Cheap oil strengthens stock markets’ resilience in the face of inflation fears | Financial markets

Artificial intelligence is the undoubted protagonist of the unstoppable rise of Wall Street and the key to the S&P rebound of 34% from the April lows. It is the epicenter of current stock market optimism, and whether or not the feared correction arrives (last week was marked by market jitters), it retains its title as the undisputed powerhouse of the stock market, with investors dazzled by its future potential and its current mind-boggling numbers. Stocks advance without fear of heights and despite enormous uncertainties such as the high volume of sovereign debt or geopolitical risk. But underground in the trading floor, an additional element survives which, discreetly, supports the euphoria: a low oil price, falling and with the prospect of remaining cheap, which wards off inflationary tensions and does not ruin the picture of low rates and solid company results.

The barrel of Brent oil has fallen 15% this year and its price has gone from being a headache to becoming a relief for central banks. Excess supply is proving decisive in its reduction, together with lower demand which aims to become structural with the advance of renewable energy. Geopolitics also inevitably plays a role: crude oil becomes more expensive with each episode of sanctions against Russia over the war in Ukraine. But for Donald Trump the priority is to guarantee cheap oil so that Americans do not panic when they go to fill up the tank.
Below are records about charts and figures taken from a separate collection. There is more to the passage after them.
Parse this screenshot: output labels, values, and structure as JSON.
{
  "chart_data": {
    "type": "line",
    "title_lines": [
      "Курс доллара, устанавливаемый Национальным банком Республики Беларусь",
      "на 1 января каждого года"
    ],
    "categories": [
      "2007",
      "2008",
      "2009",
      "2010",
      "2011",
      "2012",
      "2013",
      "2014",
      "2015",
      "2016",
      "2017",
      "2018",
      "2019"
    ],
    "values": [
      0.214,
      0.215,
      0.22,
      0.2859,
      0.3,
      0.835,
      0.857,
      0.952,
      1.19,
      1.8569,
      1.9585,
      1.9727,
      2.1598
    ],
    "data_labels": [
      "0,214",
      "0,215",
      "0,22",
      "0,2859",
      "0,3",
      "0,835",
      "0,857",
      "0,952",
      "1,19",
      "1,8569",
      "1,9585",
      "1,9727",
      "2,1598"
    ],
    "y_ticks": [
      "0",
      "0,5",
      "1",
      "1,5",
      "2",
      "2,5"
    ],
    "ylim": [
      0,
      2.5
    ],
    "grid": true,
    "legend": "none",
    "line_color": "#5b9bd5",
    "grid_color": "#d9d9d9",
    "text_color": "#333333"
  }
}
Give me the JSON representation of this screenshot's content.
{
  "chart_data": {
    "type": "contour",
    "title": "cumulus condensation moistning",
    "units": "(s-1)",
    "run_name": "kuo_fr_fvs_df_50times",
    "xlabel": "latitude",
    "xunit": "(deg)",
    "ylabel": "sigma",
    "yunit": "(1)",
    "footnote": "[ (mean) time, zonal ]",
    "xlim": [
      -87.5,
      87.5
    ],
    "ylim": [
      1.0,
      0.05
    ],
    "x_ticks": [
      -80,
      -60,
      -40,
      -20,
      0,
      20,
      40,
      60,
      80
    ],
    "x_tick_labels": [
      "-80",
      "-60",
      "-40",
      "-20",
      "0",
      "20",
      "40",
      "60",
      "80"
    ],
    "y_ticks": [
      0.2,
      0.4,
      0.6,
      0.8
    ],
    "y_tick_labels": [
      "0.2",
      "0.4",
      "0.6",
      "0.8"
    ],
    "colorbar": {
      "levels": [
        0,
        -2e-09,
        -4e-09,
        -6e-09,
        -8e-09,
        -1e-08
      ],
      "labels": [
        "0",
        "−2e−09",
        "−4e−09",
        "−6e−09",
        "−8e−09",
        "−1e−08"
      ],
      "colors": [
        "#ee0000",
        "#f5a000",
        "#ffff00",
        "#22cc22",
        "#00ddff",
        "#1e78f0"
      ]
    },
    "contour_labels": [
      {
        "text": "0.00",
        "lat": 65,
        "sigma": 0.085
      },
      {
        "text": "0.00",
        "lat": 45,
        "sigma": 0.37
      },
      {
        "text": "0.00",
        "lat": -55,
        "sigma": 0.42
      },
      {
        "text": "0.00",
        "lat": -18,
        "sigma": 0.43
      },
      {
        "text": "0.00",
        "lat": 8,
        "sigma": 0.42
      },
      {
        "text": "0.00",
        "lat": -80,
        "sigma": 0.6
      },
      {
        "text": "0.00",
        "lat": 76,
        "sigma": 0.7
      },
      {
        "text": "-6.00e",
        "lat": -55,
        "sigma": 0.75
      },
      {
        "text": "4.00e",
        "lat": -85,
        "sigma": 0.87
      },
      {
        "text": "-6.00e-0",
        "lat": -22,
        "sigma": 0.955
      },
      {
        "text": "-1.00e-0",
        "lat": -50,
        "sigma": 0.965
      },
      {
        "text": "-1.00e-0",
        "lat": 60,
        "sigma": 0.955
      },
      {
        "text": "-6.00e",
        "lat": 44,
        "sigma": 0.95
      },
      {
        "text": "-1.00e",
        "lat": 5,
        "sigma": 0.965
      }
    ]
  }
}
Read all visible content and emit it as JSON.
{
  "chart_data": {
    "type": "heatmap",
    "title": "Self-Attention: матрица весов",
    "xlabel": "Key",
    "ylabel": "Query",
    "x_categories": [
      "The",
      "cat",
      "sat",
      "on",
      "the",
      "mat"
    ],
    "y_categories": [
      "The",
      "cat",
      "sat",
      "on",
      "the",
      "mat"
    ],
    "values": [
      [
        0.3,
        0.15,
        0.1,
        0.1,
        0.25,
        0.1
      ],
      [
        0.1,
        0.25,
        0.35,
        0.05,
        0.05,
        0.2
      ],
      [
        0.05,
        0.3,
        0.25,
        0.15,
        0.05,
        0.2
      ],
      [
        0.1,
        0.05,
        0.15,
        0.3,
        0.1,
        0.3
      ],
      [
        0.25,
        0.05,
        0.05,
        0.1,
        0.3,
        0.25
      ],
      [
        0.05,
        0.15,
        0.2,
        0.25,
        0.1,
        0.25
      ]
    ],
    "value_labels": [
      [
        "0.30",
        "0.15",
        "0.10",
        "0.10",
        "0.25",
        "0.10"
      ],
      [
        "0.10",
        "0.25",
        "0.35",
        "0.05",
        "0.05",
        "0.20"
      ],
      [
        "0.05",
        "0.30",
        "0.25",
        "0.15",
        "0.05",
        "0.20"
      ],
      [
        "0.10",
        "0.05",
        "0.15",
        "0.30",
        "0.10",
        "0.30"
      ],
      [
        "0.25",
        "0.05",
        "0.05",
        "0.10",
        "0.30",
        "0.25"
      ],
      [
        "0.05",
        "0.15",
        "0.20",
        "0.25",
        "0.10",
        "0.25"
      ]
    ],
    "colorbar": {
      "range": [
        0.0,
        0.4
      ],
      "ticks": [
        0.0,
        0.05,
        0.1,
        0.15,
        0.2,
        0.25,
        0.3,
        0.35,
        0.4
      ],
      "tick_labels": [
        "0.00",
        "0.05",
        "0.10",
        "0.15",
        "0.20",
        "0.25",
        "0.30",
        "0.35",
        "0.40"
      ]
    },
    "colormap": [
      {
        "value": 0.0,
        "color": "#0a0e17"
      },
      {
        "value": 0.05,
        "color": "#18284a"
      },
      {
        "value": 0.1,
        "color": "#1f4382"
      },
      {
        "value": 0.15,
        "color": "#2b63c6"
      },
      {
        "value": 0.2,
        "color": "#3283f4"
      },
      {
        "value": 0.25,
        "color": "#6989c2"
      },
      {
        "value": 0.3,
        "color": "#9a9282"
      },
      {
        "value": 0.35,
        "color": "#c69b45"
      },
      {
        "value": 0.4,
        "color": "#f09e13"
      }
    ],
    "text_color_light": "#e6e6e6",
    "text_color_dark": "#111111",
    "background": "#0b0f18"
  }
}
Not in vain one of his electoral promises was “drill, honey, drill” (“drill, girl, drill”), although with Biden the fracking had transformed the United States into the world’s leading producer.

“Its rise is what could trigger inflation faster and its price now is a tailwind. And central banks guarantee plenty of liquidity, nothing will break in the market,” says Ismael García Puente, deputy director of investment strategy at Mapfre AM. The market is confident in a context of falling interest rates in the United States and practically unchanged in the euro zone, an expectation to which the majority contributes, predicting that oil will maintain its low price, with a continuing downward trend. For Rosa Duce, head of investment strategies at Deutsche Bank in Spain, “it is clear that the Fed, like other central banks, such as the ECB, are considering a scenario of moderate oil prices, and this is undoubtedly an important factor when it comes to lowering rates. But perhaps it is not the most important. The key is the situation of the labor market, especially in the United States”.

For the expert, the excess supply of oil is evident, which is why the company expects a Brent barrel to be around $60 by September 2026. “The change in OPEC+ policy (from cuts to production increases) is generating an excess supply, especially since American production also continues to grow, so the same cartel has decided not to carry out further production increases in the first quarter of 2026,” adds Duce.

Whether on purpose or not, the Persian Gulf producing countries, led by Saudi Arabia, are appeasing Trump in his goal of cheap crude oil with each of the production increases they have agreed to. “OPEC is willing to stop increasing production before the market becomes saturated. The level of a barrel of Brent between $55 and $60 would be the limit it could accept in its goal of recovering the market share ceded to the United States starting from 2022,” explains Francisco Blanch, head of raw materials and derivatives at Bank of America. Their forecast is that Brent will sit between $60 and $65 in the first half of next year, without ruling out that it could rise above 60. Goldman Sachs expects oil to continue to fall in 2026 to an average level of $56 a barrel for Brent and $52 for West Texas, an estimate that has not changed despite the latest US sanctions against Russian oil companies, which include pressure on India and China to prevent the purchase of Russian crude under the threat of tariffs.

Swiss bank Pictet predicts that Brent will trade between 65 and 70 dollars in the coming years. Luca Paolini, chief strategist at Pictet AM, argues that OPEC is losing collective discipline in controlling supply and its excess capacity has reached 5% of global demand, compounded by declining demand as the electrification of the economy advances: “Electric vehicles have avoided more than a million barrels per day of oil consumption in 2024.”

At AFI they agree that oil is in a clear bearish dynamic due to oversupply and forecast that the Brent barrel will fall to a range of $55 to even $50 in 2026 and rise to between $60 and $63 in 2027 with some recovery in demand. “The price of oil is not the only factor, but it contributes to creating a positive context for stock markets, which enjoy a favorable macroeconomic context and the boost that artificial intelligence should bring to productivity and growth,” explains Olivia Álvarez, analyst at AFI. Paolini also points to the abundance of liquidity as a determining factor in the stock market rally. “Optimism is maintained by very favorable liquidity conditions, with 83% of central banks in expansionary mode, by improving economic and corporate profits, with more than 80% of US companies beating estimates,” says Pictet AM’s chief strategist. The Swiss company has revised up its U.S. growth forecast to 1.8% this year and 1.5% in 2026 and currently sees no classic signs of a stock market bubble, such as high leverage or inflated profit expectations.